THE LIVER IN INFECTIOUS DISEASES • Viruses - viral haemorrhagic fevers, herpes group, HIV with opportunistic infections in AIDS. • Bacteria - bacterial septicaemia. - pyogenic organisms - liver abscess. - organisms causing granulomas, eg tuberculosis, brucellosis, typhoid fever, Q-fever. - spirochaetes, eg syphilis and leptospirosis (Weil’s disease). • Fungi - Candida, Aspergillus, Histoplasma. • Parasites - malaria, amoebic “abscess”, ascariasis, hydatid disease, Schistosoma, Clonorchis, Opisthorchis. • Neonatal hepatitis - characterised by multinucleated giant hepatocytes. Several causative organisms have been identified but most are of unknown aetiology.
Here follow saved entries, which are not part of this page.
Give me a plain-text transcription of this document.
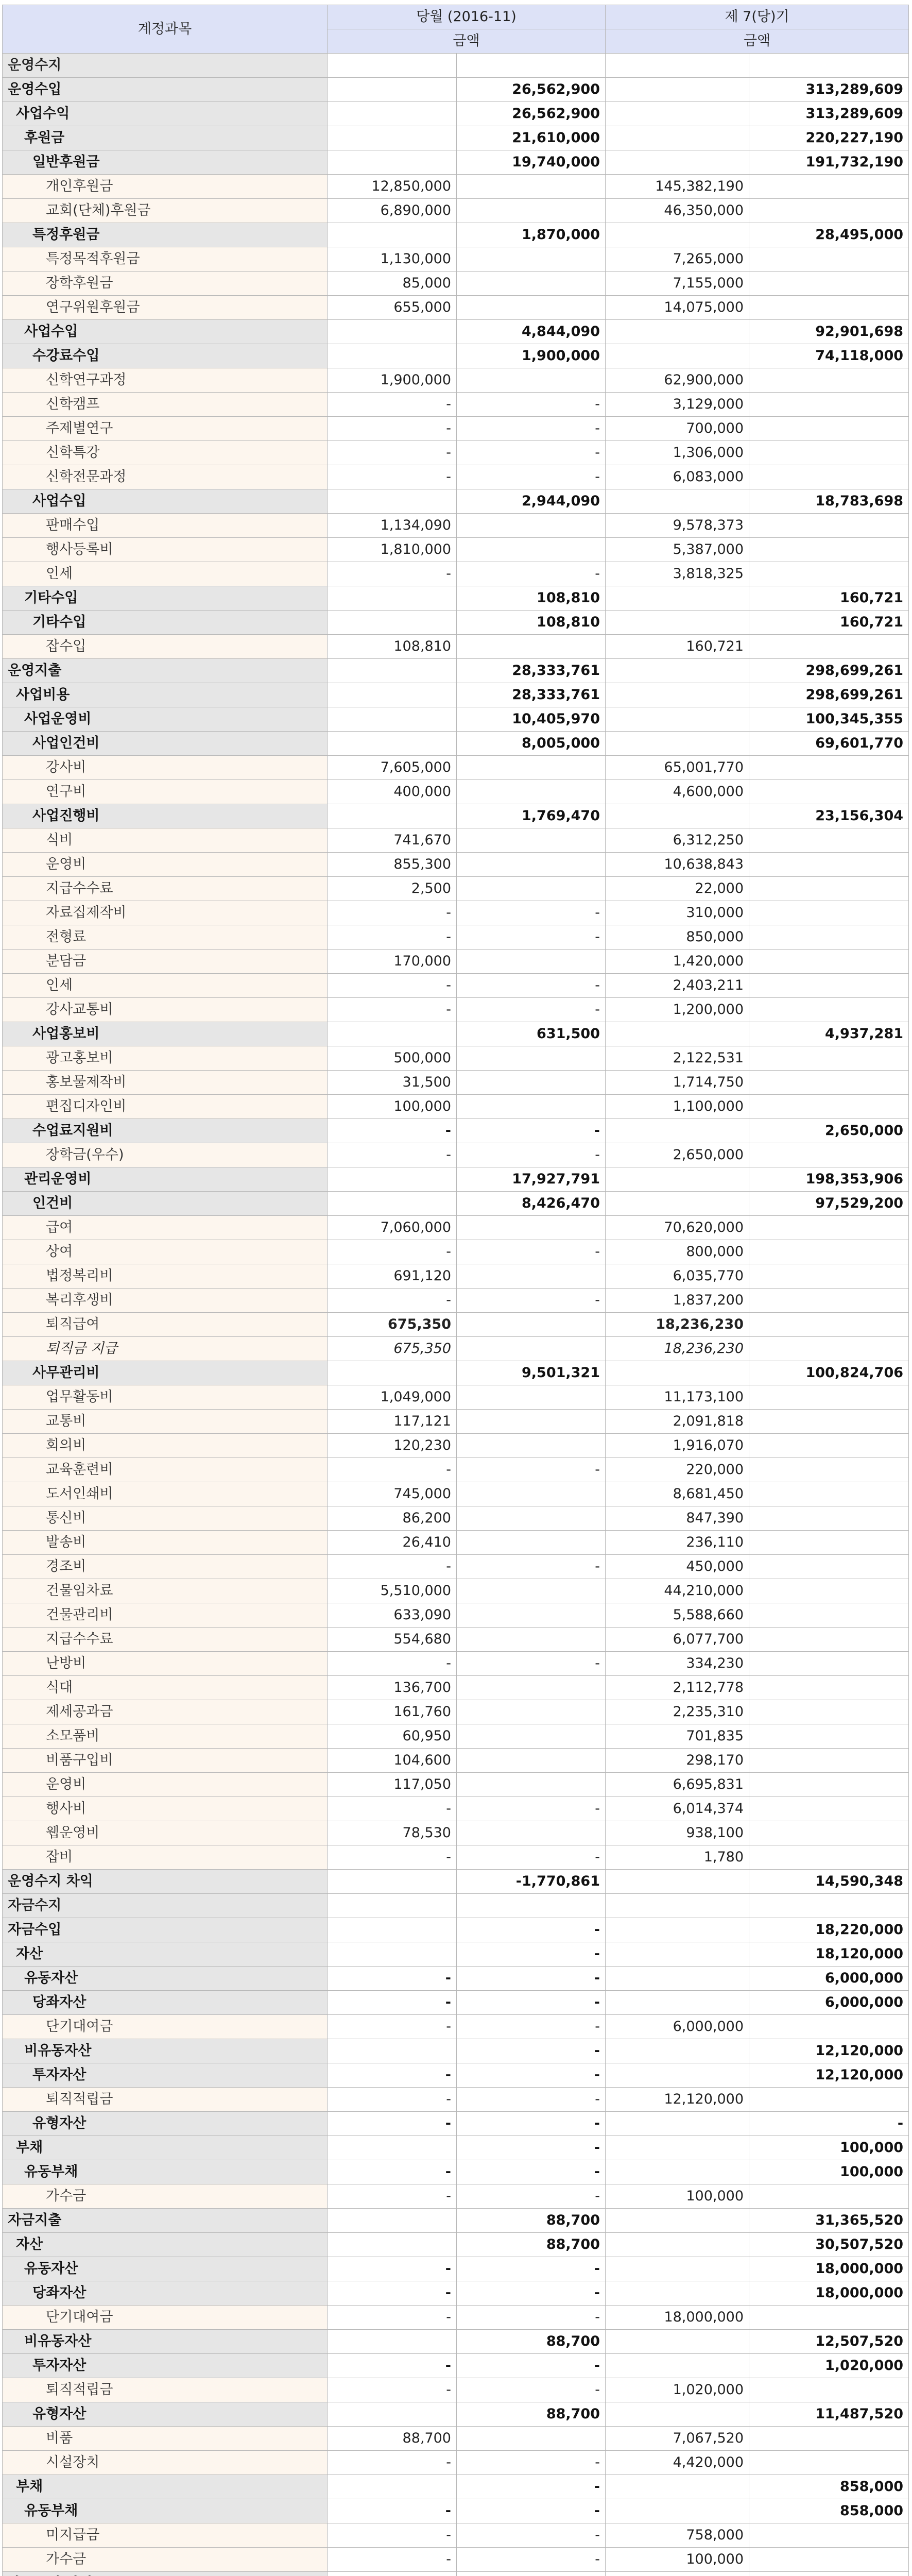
계정과목	당월 (2016-11)		제 7(당)기	
	금액		금액	
운영수지				
운영수입		26,562,900		313,289,609
사업수익		26,562,900		313,289,609
후원금		21,610,000		220,227,190
일반후원금		19,740,000		191,732,190
개인후원금	12,850,000		145,382,190	
교회(단체)후원금	6,890,000		46,350,000	
특정후원금		1,870,000		28,495,000
특정목적후원금	1,130,000		7,265,000	
장학후원금	85,000		7,155,000	
연구위원후원금	655,000		14,075,000	
사업수입		4,844,090		92,901,698
수강료수입		1,900,000		74,118,000
신학연구과정	1,900,000		62,900,000	
신학캠프	-	-	3,129,000	
주제별연구	-	-	700,000	
신학특강	-	-	1,306,000	
신학전문과정	-	-	6,083,000	
사업수입		2,944,090		18,783,698
판매수입	1,134,090		9,578,373	
행사등록비	1,810,000		5,387,000	
인세	-	-	3,818,325	
기타수입		108,810		160,721
기타수입		108,810		160,721
잡수입	108,810		160,721	
운영지출		28,333,761		298,699,261
사업비용		28,333,761		298,699,261
사업운영비		10,405,970		100,345,355
사업인건비		8,005,000		69,601,770
강사비	7,605,000		65,001,770	
연구비	400,000		4,600,000	
사업진행비		1,769,470		23,156,304
식비	741,670		6,312,250	
운영비	855,300		10,638,843	
지급수수료	2,500		22,000	
자료집제작비	-	-	310,000	
전형료	-	-	850,000	
분담금	170,000		1,420,000	
인세	-	-	2,403,211	
강사교통비	-	-	1,200,000	
사업홍보비		631,500		4,937,281
광고홍보비	500,000		2,122,531	
홍보물제작비	31,500		1,714,750	
편집디자인비	100,000		1,100,000	
수업료지원비	-	-		2,650,000
장학금(우수)	-	-	2,650,000	
관리운영비		17,927,791		198,353,906
인건비		8,426,470		97,529,200
급여	7,060,000		70,620,000	
상여	-	-	800,000	
법정복리비	691,120		6,035,770	
복리후생비	-	-	1,837,200	
퇴직급여	675,350		18,236,230	
퇴직금 지급	675,350		18,236,230	
사무관리비		9,501,321		100,824,706
업무활동비	1,049,000		11,173,100	
교통비	117,121		2,091,818	
회의비	120,230		1,916,070	
교육훈련비	-	-	220,000	
도서인쇄비	745,000		8,681,450	
통신비	86,200		847,390	
발송비	26,410		236,110	
경조비	-	-	450,000	
건물임차료	5,510,000		44,210,000	
건물관리비	633,090		5,588,660	
지급수수료	554,680		6,077,700	
난방비	-	-	334,230	
식대	136,700		2,112,778	
제세공과금	161,760		2,235,310	
소모품비	60,950		701,835	
비품구입비	104,600		298,170	
운영비	117,050		6,695,831	
행사비	-	-	6,014,374	
웹운영비	78,530		938,100	
잡비	-	-	1,780	
운영수지 차익		-1,770,861		14,590,348
자금수지				
자금수입		-		18,220,000
자산		-		18,120,000
유동자산	-	-		6,000,000
당좌자산	-	-		6,000,000
단기대여금	-	-	6,000,000	
비유동자산		-		12,120,000
투자자산	-	-		12,120,000
퇴직적립금	-	-	12,120,000	
유형자산	-	-		-
부채		-		100,000
유동부채	-	-		100,000
가수금	-	-	100,000	
자금지출		88,700		31,365,520
자산		88,700		30,507,520
유동자산	-	-		18,000,000
당좌자산	-	-		18,000,000
단기대여금	-	-	18,000,000	
비유동자산		88,700		12,507,520
투자자산	-	-		1,020,000
퇴직적립금	-	-	1,020,000	
유형자산		88,700		11,487,520
비품	88,700		7,067,520	
시설장치	-	-	4,420,000	
부채		-		858,000
유동부채	-	-		858,000
미지급금	-	-	758,000	
가수금	-	-	100,000	
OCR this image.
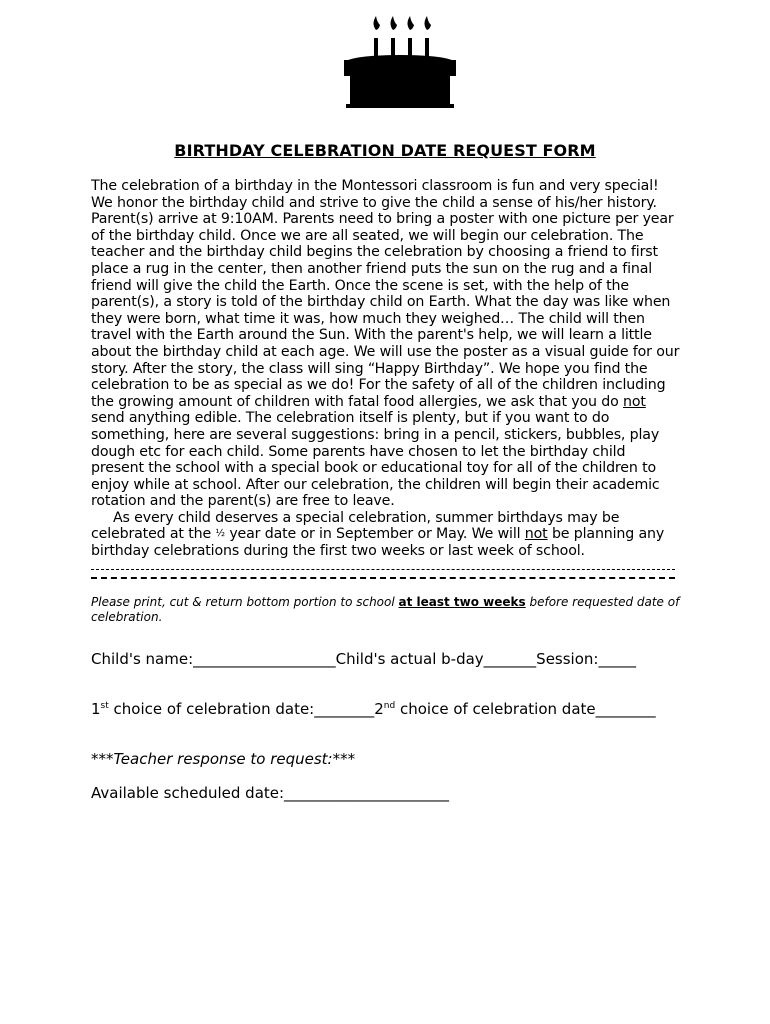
BIRTHDAY CELEBRATION DATE REQUEST FORM

The celebration of a birthday in the Montessori classroom is fun and very special! We honor the birthday child and strive to give the child a sense of his/her history. Parent(s) arrive at 9:10AM. Parents need to bring a poster with one picture per year of the birthday child. Once we are all seated, we will begin our celebration. The teacher and the birthday child begins the celebration by choosing a friend to first place a rug in the center, then another friend puts the sun on the rug and a final friend will give the child the Earth. Once the scene is set, with the help of the parent(s), a story is told of the birthday child on Earth. What the day was like when they were born, what time it was, how much they weighed… The child will then travel with the Earth around the Sun. With the parent's help, we will learn a little about the birthday child at each age. We will use the poster as a visual guide for our story. After the story, the class will sing “Happy Birthday”. We hope you find the celebration to be as special as we do! For the safety of all of the children including the growing amount of children with fatal food allergies, we ask that you do not send anything edible. The celebration itself is plenty, but if you want to do something, here are several suggestions: bring in a pencil, stickers, bubbles, play dough etc for each child. Some parents have chosen to let the birthday child present the school with a special book or educational toy for all of the children to enjoy while at school. After our celebration, the children will begin their academic rotation and the parent(s) are free to leave.

As every child deserves a special celebration, summer birthdays may be celebrated at the ½ year date or in September or May. We will not be planning any birthday celebrations during the first two weeks or last week of school.

Please print, cut & return bottom portion to school at least two weeks before requested date of celebration.
Child's name:___________________Child's actual b-day_______Session:_____
1st choice of celebration date:________2nd choice of celebration date________
***Teacher response to request:***
Available scheduled date:______________________
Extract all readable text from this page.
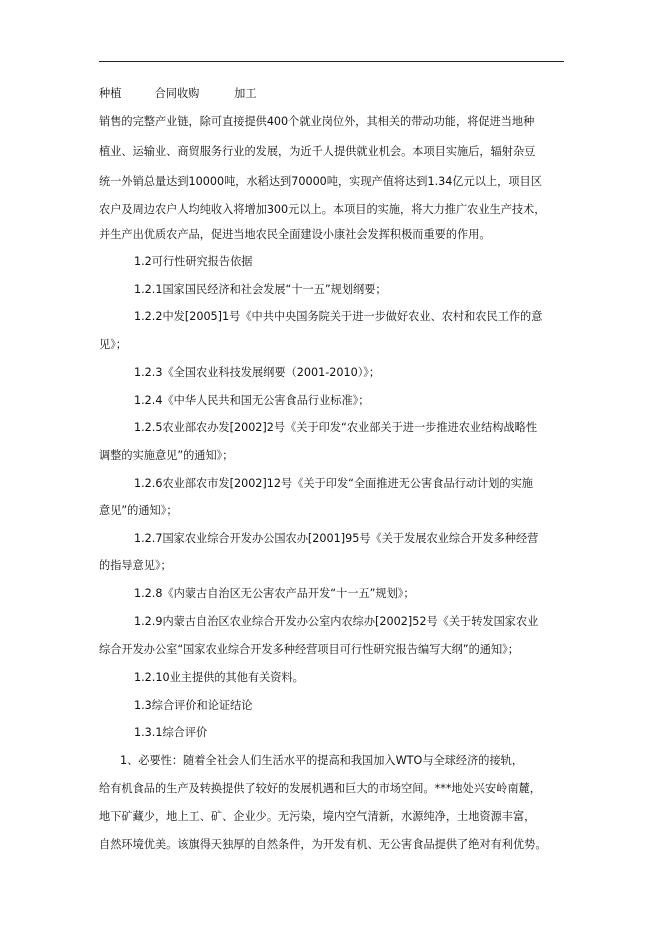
种植	合同收购	加工
销售的完整产业链，除可直接提供400个就业岗位外，其相关的带动功能，将促进当地种
植业、运输业、商贸服务行业的发展，为近千人提供就业机会。本项目实施后，辐射杂豆
统一外销总量达到10000吨，水稻达到70000吨，实现产值将达到1.34亿元以上，项目区
农户及周边农户人均纯收入将增加300元以上。本项目的实施，将大力推广农业生产技术，
并生产出优质农产品，促进当地农民全面建设小康社会发挥积极而重要的作用。
1.2可行性研究报告依据
1.2.1国家国民经济和社会发展“十一五”规划纲要；
1.2.2中发[2005]1号《中共中央国务院关于进一步做好农业、农村和农民工作的意
见》；
1.2.3《全国农业科技发展纲要（2001-2010）》；
1.2.4《中华人民共和国无公害食品行业标准》；
1.2.5农业部农办发[2002]2号《关于印发“农业部关于进一步推进农业结构战略性
调整的实施意见”的通知》；
1.2.6农业部农市发[2002]12号《关于印发“全面推进无公害食品行动计划的实施
意见”的通知》；
1.2.7国家农业综合开发办公国农办[2001]95号《关于发展农业综合开发多种经营
的指导意见》；
1.2.8《内蒙古自治区无公害农产品开发“十一五”规划》；
1.2.9内蒙古自治区农业综合开发办公室内农综办[2002]52号《关于转发国家农业
综合开发办公室“国家农业综合开发多种经营项目可行性研究报告编写大纲”的通知》；
1.2.10业主提供的其他有关资料。
1.3综合评价和论证结论
1.3.1综合评价
1、必要性：随着全社会人们生活水平的提高和我国加入WTO与全球经济的接轨，
给有机食品的生产及转换提供了较好的发展机遇和巨大的市场空间。***地处兴安岭南麓，
地下矿藏少，地上工、矿、企业少。无污染，境内空气清新，水源纯净，土地资源丰富，
自然环境优美。该旗得天独厚的自然条件，为开发有机、无公害食品提供了绝对有利优势。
AUTOIMMUNE HEPATITIS • More common in females (78%) than in males. • Any age but especially young women and perimenopausal women. • Up to 60% have other forms of autoimmune disease eg rheumatoid arthritis, thyroiditis, Sjogren’s syndrome, ulcerative colitis. • HLA B8 and HLA DR3 frequent. • High titres of IgG and antibodies to various bacterial and viral antigens. • High titres of antinuclear (ANA), antismooth muscle (SMA), and/or antiliver/kidney microsomes (anti-LKM1) antibodies. • Reduced number and function of suppressor T lymphocytes. • Is a cytotoxic T-cell attack on hepatocytes. • Severe chronic hepatitis histologically with marked interface hepatitis and numerous plasma cells in the inflammatory infiltrate. • Responds well to steroids. Liver transplantation may be necessary. • Untreated 40% die of liver failure in 6mo. 40% of survivors -> cirrhosis.